Today's poem is Anna Akhmatova's "Lot's Wife," which is an interesting poem for several reasons. First, it contains a biblical theme, which is always interesting for feminist criticism because o the varied ways that women are depicted in the Bible. And interestingly enough, Akhmatova's poem recognizes and subverts one of the common themes that arises when more traditional analyses of the Bible are used. That is, women tend to be either pure and holy or very bad troublemakers, frequently harlots or enemy spies, people who seduce men to their doom--as melodramatic as that sounds. Lot's wife comes from the most notoriously wicked city in the Bible this side of Babylon: Sodom, sister city to Gomorrah. Her fate is not mentioned much in the Bible. In fact, she has a single line, which only states that she looked back and was turned to salt.
Yet, despite being only present in a single sentence, she has captured the imagination of many poets, Akhmatova not excepted. Her punishment in the Bible (and it is a punishment) marks her as yet another woman who did wrong, someone with whom the reader is not expected to sympathize. The lack of ceremony attached to her death illustrates this as well. She is quickly forgotten, and Lot does not mention her again.
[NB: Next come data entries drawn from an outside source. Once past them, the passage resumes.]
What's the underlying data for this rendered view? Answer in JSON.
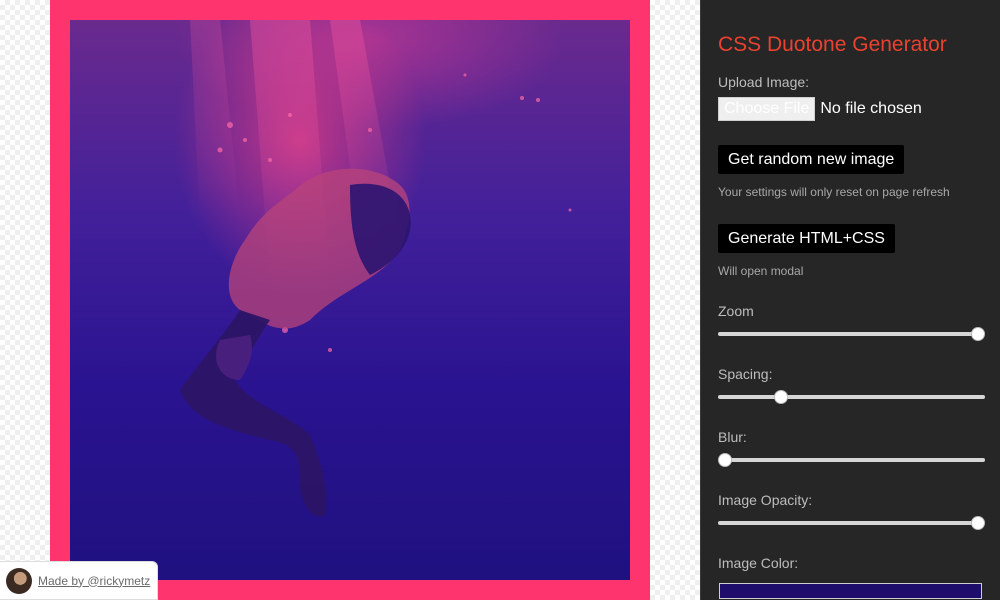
{
  "preview": {
    "frame_color": "#fe346e",
    "image_tint": "#1f0d6b"
  },
  "credit": {
    "text": "Made by @rickymetz"
  },
  "panel": {
    "title": "CSS Duotone Generator",
    "upload_label": "Upload Image:",
    "file_button": "Choose File",
    "file_status": "No file chosen",
    "random_button": "Get random new image",
    "random_hint": "Your settings will only reset on page refresh",
    "generate_button": "Generate HTML+CSS",
    "generate_hint": "Will open modal",
    "sliders": [
      {
        "label": "Zoom",
        "value": 1.0
      },
      {
        "label": "Spacing:",
        "value": 0.22
      },
      {
        "label": "Blur:",
        "value": 0.0
      },
      {
        "label": "Image Opacity:",
        "value": 1.0
      }
    ],
    "color_label": "Image Color:",
    "color_value": "#1f0d6b"
  },
  "colors": {
    "accent": "#e9422f",
    "panel_bg": "#262626"
  }
}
Akhmatova, however, exhibits a great sympathy with her plight. The fact of the life being left behind in Sodom is brought up, and the contrast that is made at the start of the poem helps to set the tone for the rest of the work. Lot is referred to as "the just man" and Abraham as "God's shining agent", going along a giant track and moving with great purpose. In contrast to this masculine energy and determination, "his woman" is being harried by a "restless voice". She is not as certain, does not move along as straight a path. In contrast to the straightforward movement shown by the male figure in the poem, she imagines still, domestic scenes. She sees a circularly moving spinning wheel, a marriage bed, children. None of these things move as directly or as calmly as a track (as if for a train?); they are more erratic. A bed does not move at all. Yet, it is Lot that is commended, for he can move on without these things.
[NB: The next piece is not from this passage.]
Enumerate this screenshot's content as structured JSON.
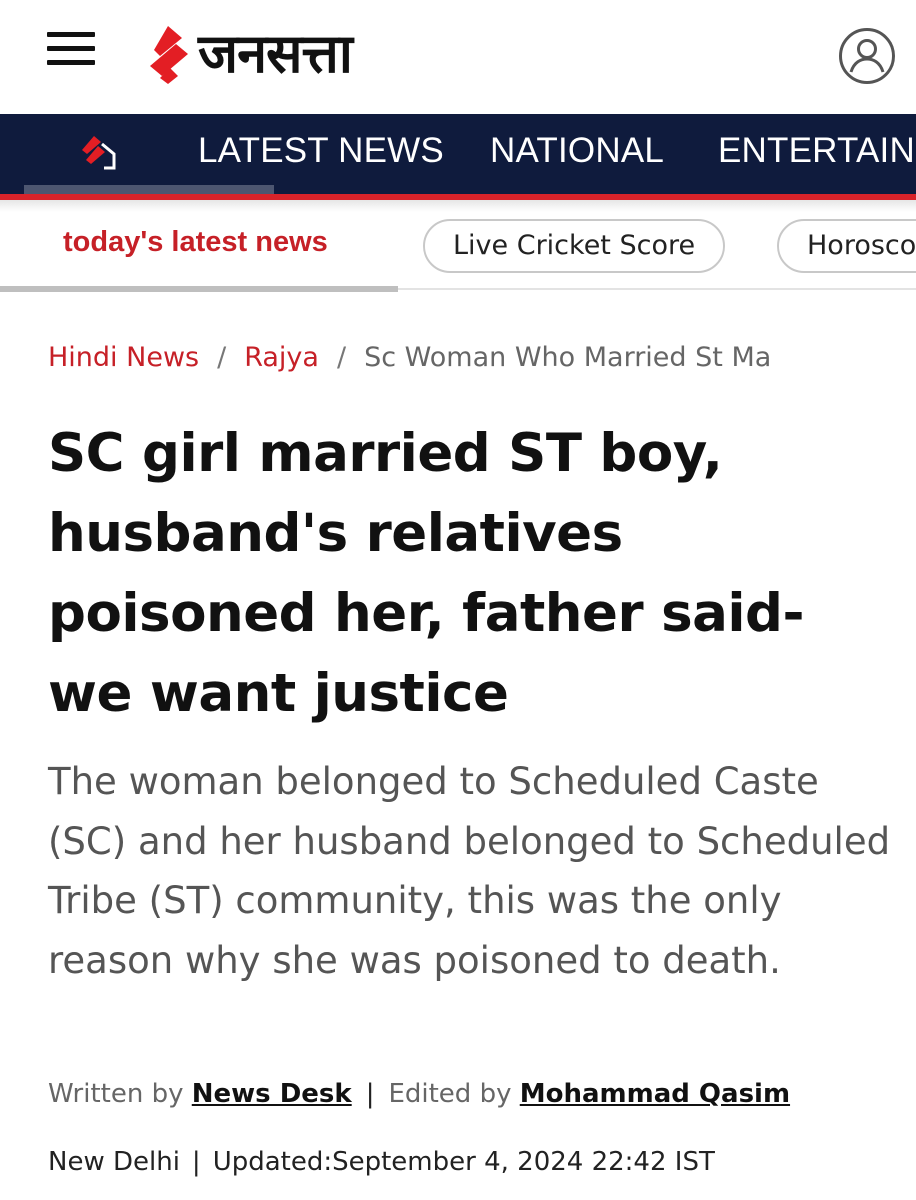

However, repeatedly being referred to as "woman", Lot's wife is involved with female sentiments and concerns. The traditionally feminine concerns of home and family drive her to look back, to remember, and it is for this that she is punished. It is interesting that Akhmatova states that Lot's wife seems insignificant--in the Biblical text, in fact, she does seem insignificant. But perhaps this is because female concerns and priorities are historically viewed as insignificant. It is difficult for Lot, or the average reader of the Bible, to see the domestic sphere as particularly important, since it is, as seen in the story of Lot's wife, so easy to abandon.
Here is the poem for your reference. I got it from here: Poets Dot Org
And the just man trailed God's shining agent,
over a black mountain, in his giant track,
while a restless voice kept harrying his woman:
"It's not too late, you can still look back
at the red towers of your native Sodom,
the square where once you sang, the spinning-shed,
at the empty windows set in the tall house
where sons and daughters blessed your marriage-bed."
A single glance: a sudden dart of pain
stitching her eyes before she made a sound . . .
Her body flaked into transparent salt,
and her swift legs rooted to the ground.
Who will grieve for this woman? Does she not seem
too insignificant for our concern?
Yet in my heart I never will deny her,
who suffered death because she chose to turn.